TITLE: Learning via the Blogosphere
AUTHOR: Eugene Wallingford
DATE: December 06, 2004 8:14 AM
DESC: I stumbled across a new blog that reminded me how the blogosphere is changing how we share ideas.
-----
BODY:
This is why I love the blogosphere so much. Somehow,
I stumble across a link to
Leonardo,
an open-source blogging and wiki engine written in
Python.
I follow the link and start reading the blog of
Leonardo's author,
James Tauber.
It's a well-written and thoughtful set of articles
on an interesting mix of topics, including Python,
extreme programming, mathematics, linguistics, New
Testament Greek, music theory and composition, record
producing and engineering, filmmaking, and general
relativity. For example, my reading there has taught
me some of the mathematics that underlie recent work
on proving the
Poincare Conjecture.
But the topic that attracted my greatest attention
is the confluence of personal information management,
digital lifestyle aggregation, wiki, blogging, comments
and trackbacks, and information hosting. I've only
recently begun to learn more deeply about the issue
of aggregation and its role in information sharing.

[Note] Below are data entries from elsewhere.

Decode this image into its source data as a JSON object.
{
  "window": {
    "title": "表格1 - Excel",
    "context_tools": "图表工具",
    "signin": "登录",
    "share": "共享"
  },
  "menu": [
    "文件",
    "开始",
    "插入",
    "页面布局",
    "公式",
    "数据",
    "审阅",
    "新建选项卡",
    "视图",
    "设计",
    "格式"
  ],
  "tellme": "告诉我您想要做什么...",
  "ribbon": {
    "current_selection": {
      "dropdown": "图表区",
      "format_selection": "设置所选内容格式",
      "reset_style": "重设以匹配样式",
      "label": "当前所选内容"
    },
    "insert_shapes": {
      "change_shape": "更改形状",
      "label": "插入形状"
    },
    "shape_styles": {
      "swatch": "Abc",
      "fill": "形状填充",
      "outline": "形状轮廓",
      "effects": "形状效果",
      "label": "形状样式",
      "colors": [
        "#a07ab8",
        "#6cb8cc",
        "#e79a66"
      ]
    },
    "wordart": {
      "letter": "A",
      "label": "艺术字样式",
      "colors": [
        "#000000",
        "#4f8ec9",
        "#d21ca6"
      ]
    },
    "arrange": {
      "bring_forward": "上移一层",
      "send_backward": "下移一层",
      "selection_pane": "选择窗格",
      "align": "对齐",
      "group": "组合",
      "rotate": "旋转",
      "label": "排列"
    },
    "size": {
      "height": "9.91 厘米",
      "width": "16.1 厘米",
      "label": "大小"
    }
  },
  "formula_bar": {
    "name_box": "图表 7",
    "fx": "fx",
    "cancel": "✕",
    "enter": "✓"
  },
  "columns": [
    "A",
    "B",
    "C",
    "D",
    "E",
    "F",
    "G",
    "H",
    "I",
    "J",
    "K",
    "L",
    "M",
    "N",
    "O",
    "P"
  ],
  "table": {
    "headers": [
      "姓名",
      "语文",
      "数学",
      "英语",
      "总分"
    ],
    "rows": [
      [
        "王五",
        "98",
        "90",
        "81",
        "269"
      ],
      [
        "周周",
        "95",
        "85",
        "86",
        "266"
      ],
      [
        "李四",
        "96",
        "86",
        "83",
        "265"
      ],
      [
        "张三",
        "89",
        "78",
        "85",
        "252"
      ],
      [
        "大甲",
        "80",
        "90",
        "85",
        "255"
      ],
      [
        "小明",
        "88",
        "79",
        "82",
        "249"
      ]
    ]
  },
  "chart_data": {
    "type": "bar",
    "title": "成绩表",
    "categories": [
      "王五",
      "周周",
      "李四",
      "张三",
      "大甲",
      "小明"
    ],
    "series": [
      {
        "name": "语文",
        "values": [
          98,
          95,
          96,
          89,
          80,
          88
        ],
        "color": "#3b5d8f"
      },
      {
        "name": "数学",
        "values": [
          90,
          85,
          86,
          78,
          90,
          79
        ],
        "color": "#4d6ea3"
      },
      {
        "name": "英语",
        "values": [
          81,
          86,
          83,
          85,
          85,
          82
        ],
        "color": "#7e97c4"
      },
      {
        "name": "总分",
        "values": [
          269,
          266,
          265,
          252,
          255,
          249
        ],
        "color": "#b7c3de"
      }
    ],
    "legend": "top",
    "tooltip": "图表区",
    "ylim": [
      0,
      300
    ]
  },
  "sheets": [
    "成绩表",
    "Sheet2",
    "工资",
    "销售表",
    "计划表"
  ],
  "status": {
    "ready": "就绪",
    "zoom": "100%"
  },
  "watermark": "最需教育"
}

This blog argues for an especially tight intellectual
connection among all of these technologies and cultures.
For example, Tauber argues that wiki entries are essentially
the same as blog trackbacks, and that trackbacks could
be used to
share information about software projects
among bosses and teammates, using RSS feeds, and
to integrate requests with one's PIM. But I'm not
limited to reading Tauber's ideas, as he links to
other blogs and web pages that present alternative
viewpoints on this topic.
Following all these threads will take time, but that
I can at all is a tribute to the blogosphere. Certainly,
all of this could have been done in the olden days of
the web, and indeed many people were publishing there
diverse ideas about diverse topics back then. But the
advent of RSS feeds and blogging software and wikis has
made the conversation much richer, with more power in
the hands of both readers and writers. Furthermore,
the blogging culture encourages folks to prepare their
ideas sooner for public consumption, to link ideas in
a way that enables scientific inquiry, to begin a
conversation rather than just publish a tract.
The world of ideas is alive and well.